Durante muchos años, tantos que se pierden en el abismo de la memoria, Coscojal de los Desamparados, pueblo serrano situado en la cara sur de Gredos, al norte del río Tietar, fue considerado por sus gentes como una de las cunas del castellano. En tales consideraciones tenían su lengua y a fe que era mucho y muy bueno lo que se hablaba en el lugar. Por supuesto que esta afirmación para nada desmerece a San Millán de la Cogolla ni al monasterio de Silos.

Pero como casi nunca la felicidad es completa, en el último, postrero tercio del siglo pasado, Coscojal dejó de ser lo que fue y de su cultura, aprendida en los libros y ejercitada por sus gentes en el juego de las palabras, se ha pasado a la cultura de la música… ruidosa. Es decir, se abandonó la lectura, por nociva para la salud -según ha alertado uno de los ediles del Ayuntamiento, las grandes posaderas de los coscojos eran consecuencia directa de sus muchas horas dedicadas al arte de desentrañar las letras- para instalarnos, de hoz y coz, en el “rokódromo” del chillido, del ruido feroz por estruendo y de la zarabanda sin sentido.

Porque lejos está de nosotros zaherir la música y muy próximo está del alma el acorde, suspiro de la belleza, declaramos, aquí y ahora, nuestro amor por esta disciplina, tanto en cuanto reaviva el espíritu como que a la carne infunde pasión. Estamos, sólo y nada menos que en contra de la estridencia y del alarido insutil que produce la sordera, estamos a favor de cuanta música mece al ser humano haciendo brotar de él lo mejor y más caro de sus sentimientos, lo mejor y más caro de cuanto acuna dentro.
La juventud – pues fue en este estamento social donde el virus arraigó con más fuerza, en las mentes más propicias de Coscojal- comenzó a comunicarse mediante ruidos tan sobrepasados de decibelios que muy pronto, a los ojos de los mayores del lugar, estos muchachos se convirtieron en gentes extrañas.

La consecuencia inmediata fue que, la biblioteca, honor y lustre nunca bien ponderada, la sustituyeron por la fonoteca y sus mesas de lectura desaparecieron dajando en su lugar un vano suficiente para “poder mover el esqueleto” al son del desequilibrio acústico. Allí murió Mozart, se extinguió Falla, desapareció Beethoven y erradicaron a Albéniz. Por todos los rincones triunfaron los berridos foráneos, los aullidos autóctonos y los feroces rugidos indígenas.

En olor de multitud surgieron Langostino de Jerez, Pepe de la Costra –el apelativo se lo ganó a pulso y en base al poco apego que demostraba al aseo, tanto en sus conciertos como en su vida diaria- Lechuguino de Getafe y, no de los menos importantes, El Desaparecido de Coscojo.

Era de verse cómo el silencio sucedía a la noche donde el ruido había tenido su morada, cómo las buenas gentes del lugar se cruzaban los unos con los otros sin hablarse, que tenían sordos los tímpanos por maltratados y el miedo al cambio metido en el cuerpo.

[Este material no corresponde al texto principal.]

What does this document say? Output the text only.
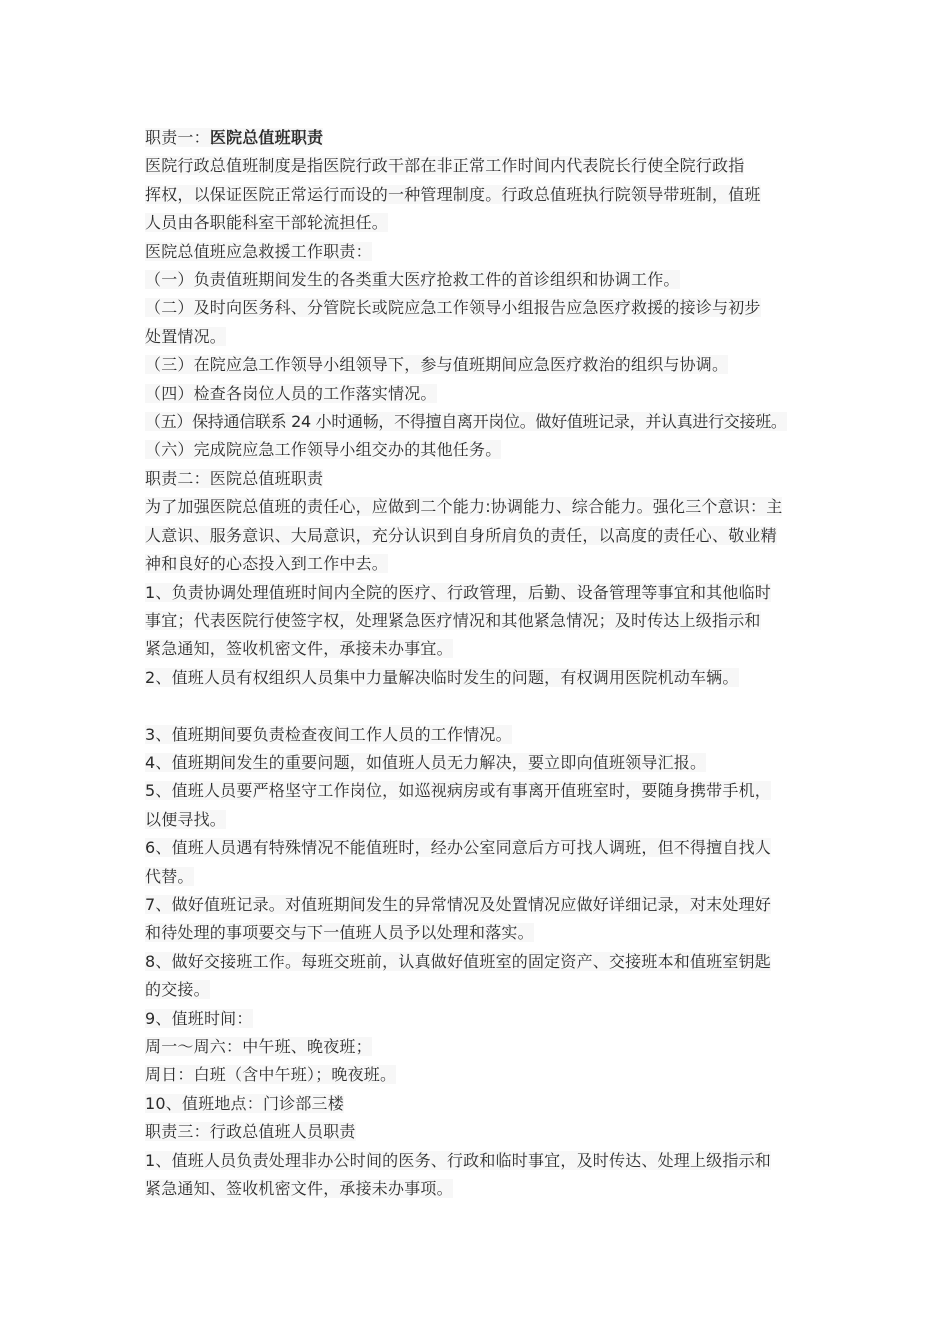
职责一：医院总值班职责
医院行政总值班制度是指医院行政干部在非正常工作时间内代表院长行使全院行政指
挥权，以保证医院正常运行而设的一种管理制度。行政总值班执行院领导带班制，值班
人员由各职能科室干部轮流担任。
医院总值班应急救援工作职责：
（一）负责值班期间发生的各类重大医疗抢救工件的首诊组织和协调工作。
（二）及时向医务科、分管院长或院应急工作领导小组报告应急医疗救援的接诊与初步
处置情况。
（三）在院应急工作领导小组领导下，参与值班期间应急医疗救治的组织与协调。
（四）检查各岗位人员的工作落实情况。
（五）保持通信联系 24 小时通畅，不得擅自离开岗位。做好值班记录，并认真进行交接班。
（六）完成院应急工作领导小组交办的其他任务。
职责二：医院总值班职责
为了加强医院总值班的责任心，应做到二个能力:协调能力、综合能力。强化三个意识：主
人意识、服务意识、大局意识，充分认识到自身所肩负的责任，以高度的责任心、敬业精
神和良好的心态投入到工作中去。
1、负责协调处理值班时间内全院的医疗、行政管理，后勤、设备管理等事宜和其他临时
事宜；代表医院行使签字权，处理紧急医疗情况和其他紧急情况；及时传达上级指示和
紧急通知，签收机密文件，承接未办事宜。
2、值班人员有权组织人员集中力量解决临时发生的问题，有权调用医院机动车辆。
3、值班期间要负责检查夜间工作人员的工作情况。
4、值班期间发生的重要问题，如值班人员无力解决，要立即向值班领导汇报。
5、值班人员要严格坚守工作岗位，如巡视病房或有事离开值班室时，要随身携带手机，
以便寻找。
6、值班人员遇有特殊情况不能值班时，经办公室同意后方可找人调班，但不得擅自找人
代替。
7、做好值班记录。对值班期间发生的异常情况及处置情况应做好详细记录，对末处理好
和待处理的事项要交与下一值班人员予以处理和落实。
8、做好交接班工作。每班交班前，认真做好值班室的固定资产、交接班本和值班室钥匙
的交接。
9、值班时间：
周一～周六：中午班、晚夜班；
周日：白班（含中午班）；晚夜班。
10、值班地点：门诊部三楼
职责三：行政总值班人员职责
1、值班人员负责处理非办公时间的医务、行政和临时事宜，及时传达、处理上级指示和
紧急通知、签收机密文件，承接未办事项。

Aquella juventud ruidosa y dicharachera se apoderaba del silencio con las primeras sombras y hacían de él el mayor de los divertimentos. Con el tiempo, esta misma generación, sin dejar paso a la siguiente que igualmente se habían olvidado de la sucesión natural de la vida, se les trabucó el habla hasta tener dificultad en expresarse, si no era mediante ruidos y silbidos. Así, no era extraño verles saludarse mediante volteos de brazos acompañados de sonoras estridencias que a borbotones les salían de la boca.
Tales hechos causaron tanta conmoción que, denunciados por el alcalde, el único que al parecer se había dado cuanta de la catástrofe –él mismo que, por pereza mental, había permitido cambiar la biblioteca por la fonoteca- sin quitar ésta, habilitó aquella, mandando al infierno de las llamas a los discos compactos de la Costra, Lechuguino y cuantos zahirientes cantantes, beodos de la vida, se le pusieron por delante. A los chicos y no tan chicos, les exhortó con estas palabras:

– ¡Leed, lechuguinos, capullos ignorantes, lelos modorros, leed! El hombre, para poder pensar – les siguió exhortando-, para desarrollarse intelectualmente necesita del silencio que produce la lectura y el pensamiento. Necesita del silencio y de la paz que emana de la música, necesita imperativamente de su voluntad amplia y férrea que hace que un niño se convierta en un hombre verdadero.

Y se le fue la fuerza, y apenas si le quedó voz, porque contra su costumbre, sin duda por el mucho tiempo que había guardado silencio, se había puesto, poseso, a gritar.